Held: The conveyance of the easement was valid under § 17 of the Pueblo Lands Act. Pp. 472 U. S. 249-255.
(a) While the word "hereafter" in the first clause of § 17 supports the Court of Appeals' interpretation of the Act, such interpretation renders the requirement of the Secretary's approval a nullity until Congress acts. In light of the canon of statutory construction that a statute should be interpreted so as not to render one part inoperative, the second clause of § 17 cannot be read as limiting Congress' power to legislate in the "hereafter." The Court of Appeals' interpretation of § 17 would also nullify the effect of § 16 of the Act, which authorizes the Secretary, with respondent's consent, to sell any of respondent's lands that are located among lands adjudicated or otherwise determined in favor of non-Indian claimants and apart from the main body of the Indian lands as part of the claim settlement program established by the Act. Moreover, the practical effect of the Court of Appeals' interpretation is to apply the requirement of the Nonintercourse Act to voluntary transfers of respondent's lands. A review of the structure of the Pueblo Lands Act leads to the conclusion that Congress, when it enacted that Act, rather than leaving the matter of voluntary transfers to be decided by the courts or applying the rule of the Nonintercourse Act, adopted a new rule of law in view of the unique history of respondent's lands. Pp. 472 U. S. 249-251.

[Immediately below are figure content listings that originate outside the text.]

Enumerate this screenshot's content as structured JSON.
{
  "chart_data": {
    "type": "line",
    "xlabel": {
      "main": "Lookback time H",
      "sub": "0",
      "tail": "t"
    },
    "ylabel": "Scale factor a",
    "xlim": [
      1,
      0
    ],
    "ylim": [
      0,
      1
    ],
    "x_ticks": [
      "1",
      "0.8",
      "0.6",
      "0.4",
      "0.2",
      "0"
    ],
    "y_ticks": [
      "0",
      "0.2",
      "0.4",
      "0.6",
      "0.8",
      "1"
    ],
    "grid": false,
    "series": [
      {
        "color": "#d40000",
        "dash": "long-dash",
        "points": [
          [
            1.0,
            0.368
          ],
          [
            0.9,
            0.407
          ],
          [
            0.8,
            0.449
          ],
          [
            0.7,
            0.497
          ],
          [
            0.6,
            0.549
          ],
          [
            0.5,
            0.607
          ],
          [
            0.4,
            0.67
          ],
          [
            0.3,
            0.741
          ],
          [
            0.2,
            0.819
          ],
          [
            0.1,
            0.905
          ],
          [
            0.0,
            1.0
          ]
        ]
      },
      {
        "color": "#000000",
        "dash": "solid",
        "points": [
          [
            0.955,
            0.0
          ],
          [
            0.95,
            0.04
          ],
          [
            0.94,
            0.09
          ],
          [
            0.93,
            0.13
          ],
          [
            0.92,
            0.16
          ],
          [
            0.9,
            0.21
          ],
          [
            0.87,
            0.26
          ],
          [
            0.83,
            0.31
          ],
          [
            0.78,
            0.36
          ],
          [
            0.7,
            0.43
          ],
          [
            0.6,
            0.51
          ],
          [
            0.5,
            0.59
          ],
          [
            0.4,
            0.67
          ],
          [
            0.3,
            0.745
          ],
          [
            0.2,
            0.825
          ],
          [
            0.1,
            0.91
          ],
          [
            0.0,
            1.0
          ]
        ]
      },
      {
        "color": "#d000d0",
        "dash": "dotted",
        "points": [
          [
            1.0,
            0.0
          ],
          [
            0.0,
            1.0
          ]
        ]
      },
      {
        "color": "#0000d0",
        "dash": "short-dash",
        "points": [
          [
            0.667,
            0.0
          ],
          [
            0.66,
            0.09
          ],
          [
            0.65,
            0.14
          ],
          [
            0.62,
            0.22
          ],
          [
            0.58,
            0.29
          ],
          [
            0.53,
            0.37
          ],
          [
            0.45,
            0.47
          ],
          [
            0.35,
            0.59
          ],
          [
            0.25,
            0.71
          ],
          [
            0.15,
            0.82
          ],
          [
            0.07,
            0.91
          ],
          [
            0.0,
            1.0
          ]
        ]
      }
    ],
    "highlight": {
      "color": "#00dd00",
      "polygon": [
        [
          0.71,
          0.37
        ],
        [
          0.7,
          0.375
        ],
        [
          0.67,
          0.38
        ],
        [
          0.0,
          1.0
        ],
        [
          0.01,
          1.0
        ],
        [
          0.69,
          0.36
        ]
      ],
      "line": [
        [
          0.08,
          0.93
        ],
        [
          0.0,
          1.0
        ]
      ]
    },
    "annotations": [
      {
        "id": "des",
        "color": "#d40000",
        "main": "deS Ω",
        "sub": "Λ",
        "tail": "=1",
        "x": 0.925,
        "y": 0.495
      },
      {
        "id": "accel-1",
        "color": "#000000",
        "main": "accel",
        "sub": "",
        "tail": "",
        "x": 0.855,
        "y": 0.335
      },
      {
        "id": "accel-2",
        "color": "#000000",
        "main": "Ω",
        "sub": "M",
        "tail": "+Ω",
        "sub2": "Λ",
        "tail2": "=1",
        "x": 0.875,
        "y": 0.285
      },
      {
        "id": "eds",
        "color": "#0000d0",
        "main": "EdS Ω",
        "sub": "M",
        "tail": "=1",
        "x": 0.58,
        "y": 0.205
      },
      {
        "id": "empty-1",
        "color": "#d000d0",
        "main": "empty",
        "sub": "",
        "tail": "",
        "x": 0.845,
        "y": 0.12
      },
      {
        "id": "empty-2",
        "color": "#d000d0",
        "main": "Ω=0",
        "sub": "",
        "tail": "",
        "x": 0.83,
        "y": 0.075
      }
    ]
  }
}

(b) To harmonize § 17's two clauses with the Act's entire structure and with "its contemporary legal context," the first clause should be read as a flat prohibition against reliance on New Mexico law in connection with future transactions involving respondent's lands, and to make voluntary or involuntary alienation of those lands after 1924 occur only if sanctioned by federal law. And the second clause should be interpreted as providing a firm command, as a matter of federal law, that no future conveyance should be valid without the Secretary's approval. This interpretation of § 17 gives both clauses a meaning that is consistent with the remainder of the Act, with respondent's historical situation, and with the legislative history, and is supported by the Secretary's contemporaneous opinion and by the District Judge who gave his stamp of approval to the transaction originally and other similar ones after enactment of the Pueblo Lands Act. Pp. 472 U. S. 252-255.
734 F.2d 1402, reversed.
STEVENS, J., delivered the opinion of the Court, in which BURGER, C.J., and WHITE, REHNQUIST, and O'CONNOR, JJ., joined. BRENNAN, J., filed a dissenting opinion, in which MARSHALL and BLACKMUN, JJ., joined, post, p. 472 U. S. 255. POWELL, J., took no part in the decision of the case.